Two share classes will be applicable to the fund. For A-class shares, the minimum investment is £1,000 with an AMC of 1%. For the B-class shares – which S&W says will, in due course, be its RDR-ready class – the minimum investment is £250,000 (to be waived for fund supermarket deals) and the AMC is 0.65%.
Having a UCITS structure, fund is domiciled in Dublin and denominated in sterling.
Smith & Williamson says advisers prefer bond funds focusing on a certain duration as they have more control. General bond funds could invest anywhere, but with a medium-term mandate investors know what they are getting and what level of duration risk they should expect in return.
Picking a section of the yield curve could prove a sensible approach and adding a medium duration offering to its existing range should help investors weigh up the pros and cons of each type.
According to S&W, the low interest rate environment is likely to be sticking around for the foreseeable future.
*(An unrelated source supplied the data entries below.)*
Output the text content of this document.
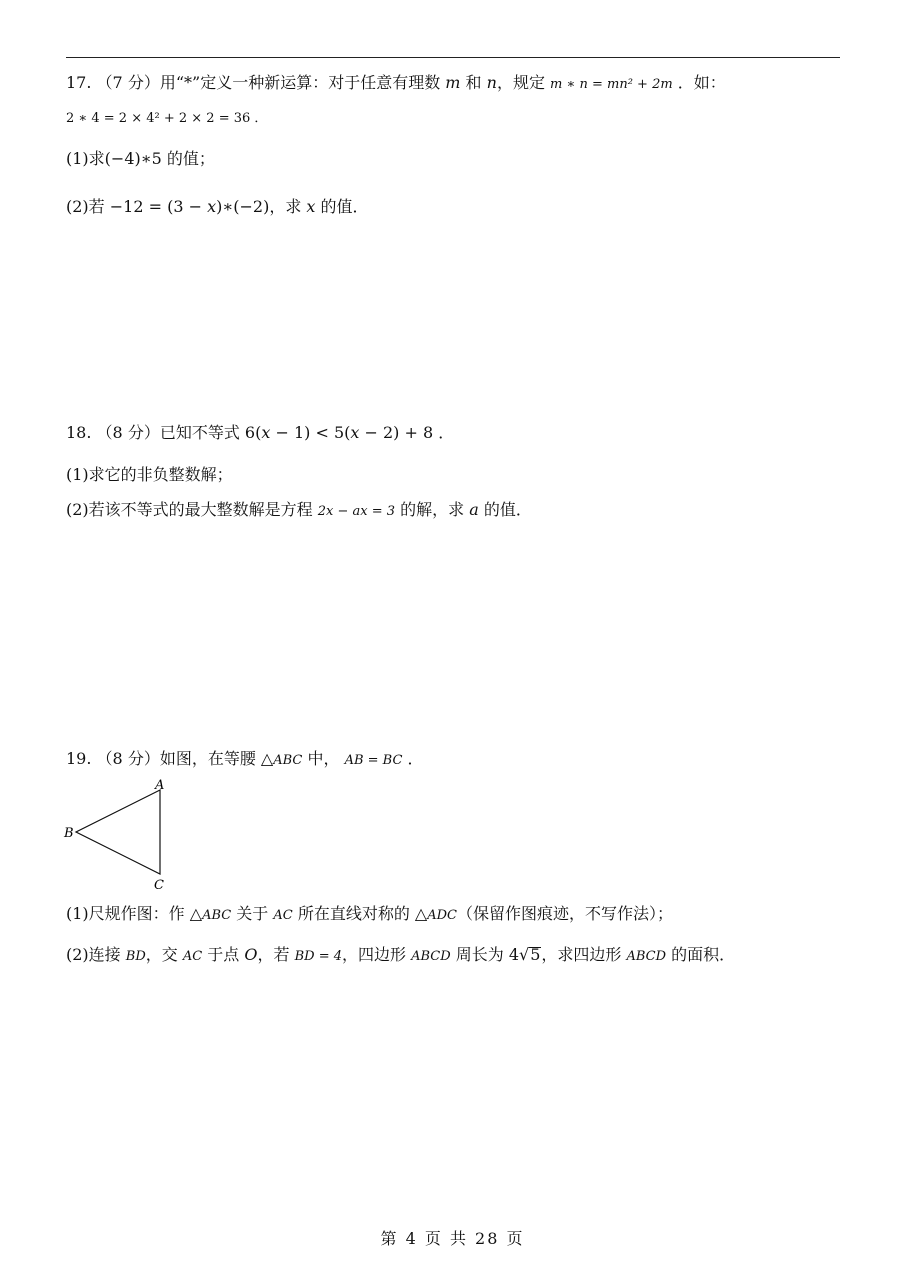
17. （7 分）用“*”定义一种新运算：对于任意有理数 m 和 n，规定 m ∗ n = mn² + 2m ．如：
2 ∗ 4 = 2 × 4² + 2 × 2 = 36 ．
(1)求(−4)∗5 的值；
(2)若 −12 = (3 − x)∗(−2)，求 x 的值．
18. （8 分）已知不等式 6(x − 1) < 5(x − 2) + 8 ．
(1)求它的非负整数解；
(2)若该不等式的最大整数解是方程 2x − ax = 3 的解，求 a 的值．
19. （8 分）如图，在等腰 △ABC 中， AB = BC ．
A
B
C
(1)尺规作图：作 △ABC 关于 AC 所在直线对称的 △ADC（保留作图痕迹，不写作法）；
(2)连接 BD，交 AC 于点 O，若 BD = 4，四边形 ABCD 周长为 4√5，求四边形 ABCD 的面积．
第 4 页 共 28 页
It plans to apply a tried-and-tested approach to the medium-term fund following its existing short-term vehicle, namely steering well clear of banks or euro denominated bonds for now and hedging any dollar exposure.
While the two cannot be directly compared, the S&W Short-Dated Corporate Bond fund returned 5.6% over one year, so a decent return is being achieved. Its volatility is around 2, although investors will be exposed to more duration risk with a medium-term bond fund so it is likely this will be higher for the new fund.
Interest in this fund will likely come down to whether investors have a conviction in equity recovery, or if they still prefer the relative certainty of fixed income.